Introducing #TeamUSA’s preliminary roster for the 2021 World Junior Championship.— USA Hockey (@usahockey) November 30, 2020
Details → https://t.co/jl5TjuVqJH #WorldJuniors pic.twitter.com/ZygW1II1go
Berard, 18, was drafted by the Rangers in the fifth round of the 2020 draft. The undersized forward led the US National Team Development program in goals-per-game last season and is set to begin his freshman season with Providence College, with the first games of the season abruptly postponed in November due to COVID.
The roster, which currently sits at 29 players, will be cut down to 25 before the team heads to Edmonton for the 2021 World Junior Championship, which is scheduled to begin on December 26th.
Berard is likely on the outside looking in to make the final cut. USA Hockey likes to add 18-year-old’s to the fringes of their preliminary roster in order to give them the experience for the following season. Berard is expected to be an important player for the US at the 2022 World Juniors.

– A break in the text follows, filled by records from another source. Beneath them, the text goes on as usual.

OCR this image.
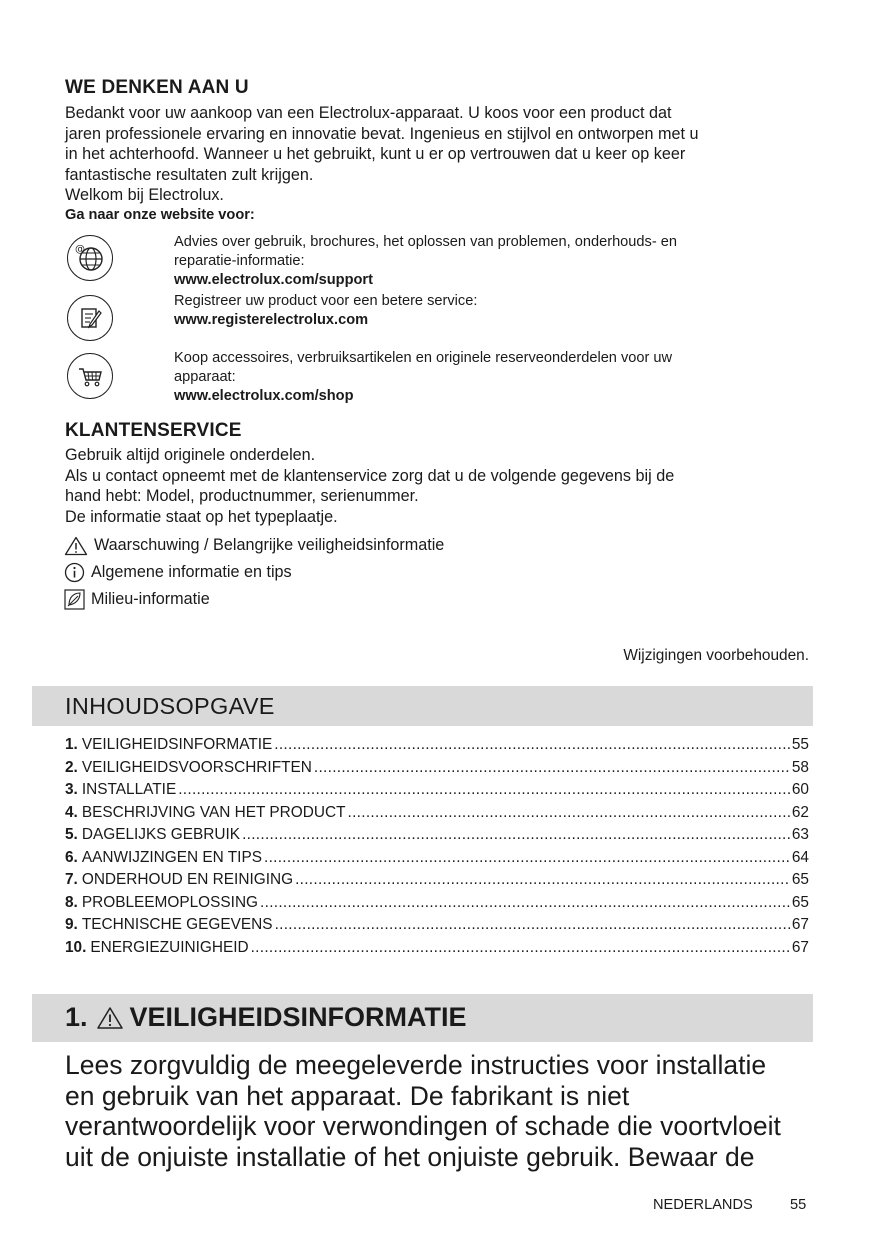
WE DENKEN AAN U
Bedankt voor uw aankoop van een Electrolux-apparaat. U koos voor een product dat
jaren professionele ervaring en innovatie bevat. Ingenieus en stijlvol en ontworpen met u
in het achterhoofd. Wanneer u het gebruikt, kunt u er op vertrouwen dat u keer op keer
fantastische resultaten zult krijgen.
Welkom bij Electrolux.
Ga naar onze website voor:
@	Advies over gebruik, brochures, het oplossen van problemen, onderhouds- en
reparatie-informatie:
www.electrolux.com/support
Registreer uw product voor een betere service:
www.registerelectrolux.com
Koop accessoires, verbruiksartikelen en originele reserveonderdelen voor uw
apparaat:
www.electrolux.com/shop
KLANTENSERVICE
Gebruik altijd originele onderdelen.
Als u contact opneemt met de klantenservice zorg dat u de volgende gegevens bij de
hand hebt: Model, productnummer, serienummer.
De informatie staat op het typeplaatje.
Waarschuwing / Belangrijke veiligheidsinformatie
Algemene informatie en tips
Milieu-informatie
Wijzigingen voorbehouden.
INHOUDSOPGAVE
1. VEILIGHEIDSINFORMATIE .....	55
2. VEILIGHEIDSVOORSCHRIFTEN .....	58
3. INSTALLATIE .....	60
4. BESCHRIJVING VAN HET PRODUCT .....	62
5. DAGELIJKS GEBRUIK .....	63
6. AANWIJZINGEN EN TIPS .....	64
7. ONDERHOUD EN REINIGING .....	65
8. PROBLEEMOPLOSSING .....	65
9. TECHNISCHE GEGEVENS .....	67
10. ENERGIEZUINIGHEID .....	67
1. VEILIGHEIDSINFORMATIE
Lees zorgvuldig de meegeleverde instructies voor installatie
en gebruik van het apparaat. De fabrikant is niet
verantwoordelijk voor verwondingen of schade die voortvloeit
uit de onjuiste installatie of het onjuiste gebruik. Bewaar de
NEDERLANDS	55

A full scouting report is coming on Berard later this week as part of our organizational prospect rankings.
That same reasoning could be why the US does ultimately decide to bring him to Edmonton for the full experience of a tournament. Berard is also very competitive and plays with something to prove, so he may very well force his way onto the final roster through sheer will.

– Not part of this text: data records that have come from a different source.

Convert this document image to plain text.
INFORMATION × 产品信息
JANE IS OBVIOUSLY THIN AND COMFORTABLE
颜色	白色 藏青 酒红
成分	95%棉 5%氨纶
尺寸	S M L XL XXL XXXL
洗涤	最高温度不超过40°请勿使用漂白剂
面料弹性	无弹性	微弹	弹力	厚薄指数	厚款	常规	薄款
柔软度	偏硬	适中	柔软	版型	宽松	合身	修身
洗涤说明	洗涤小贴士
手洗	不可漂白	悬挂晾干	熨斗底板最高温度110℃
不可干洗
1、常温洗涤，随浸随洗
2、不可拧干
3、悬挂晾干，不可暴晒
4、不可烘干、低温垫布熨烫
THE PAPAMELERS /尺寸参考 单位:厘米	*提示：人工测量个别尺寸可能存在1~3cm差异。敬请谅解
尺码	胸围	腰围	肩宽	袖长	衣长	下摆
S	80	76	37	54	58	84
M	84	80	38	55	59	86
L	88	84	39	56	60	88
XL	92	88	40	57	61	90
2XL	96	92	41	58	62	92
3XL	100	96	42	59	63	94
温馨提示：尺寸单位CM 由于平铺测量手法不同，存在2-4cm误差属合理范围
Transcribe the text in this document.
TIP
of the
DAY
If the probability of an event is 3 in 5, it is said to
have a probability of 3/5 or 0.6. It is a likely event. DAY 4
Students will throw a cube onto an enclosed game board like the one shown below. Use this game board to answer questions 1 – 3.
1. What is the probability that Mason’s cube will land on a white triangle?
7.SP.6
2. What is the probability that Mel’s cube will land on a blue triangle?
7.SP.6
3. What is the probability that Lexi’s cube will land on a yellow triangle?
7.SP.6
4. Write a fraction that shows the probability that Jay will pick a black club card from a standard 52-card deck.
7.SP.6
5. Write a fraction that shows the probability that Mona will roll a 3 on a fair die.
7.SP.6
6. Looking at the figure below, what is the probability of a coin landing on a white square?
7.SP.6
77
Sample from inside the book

Defenseman Hunter Skinner, drafted by the Rangers in the 2019 fourth round, is a notable omission from the roster. He was invited to the team’s September training camp after a breakout season with the London Knights put him on the radar. While maybe not a major snub, Skinner perhaps deserved to at least be part of this group. It’s an exceptionally weak year for USA defensemen and he outplayed a few of the defensemen who did make it last season.
Part of his omission could be due to the OHL’s virus-mandated hiatus, with USA Hockey afraid he would not be ready to immediately jump into such an intense level of competition having not even practiced in a team setting in a long time, let alone played in a competitive game. There could also be a political component to his absence. Skinner was originally committed to play for Western Michigan before pulling his commitment and opting to play for the London Knights. There is a perception that USA Hockey does not look favorably upon layers who make that kind of decision. Indeed, all nine defensemen to make the cut are currently playing in the NCAA.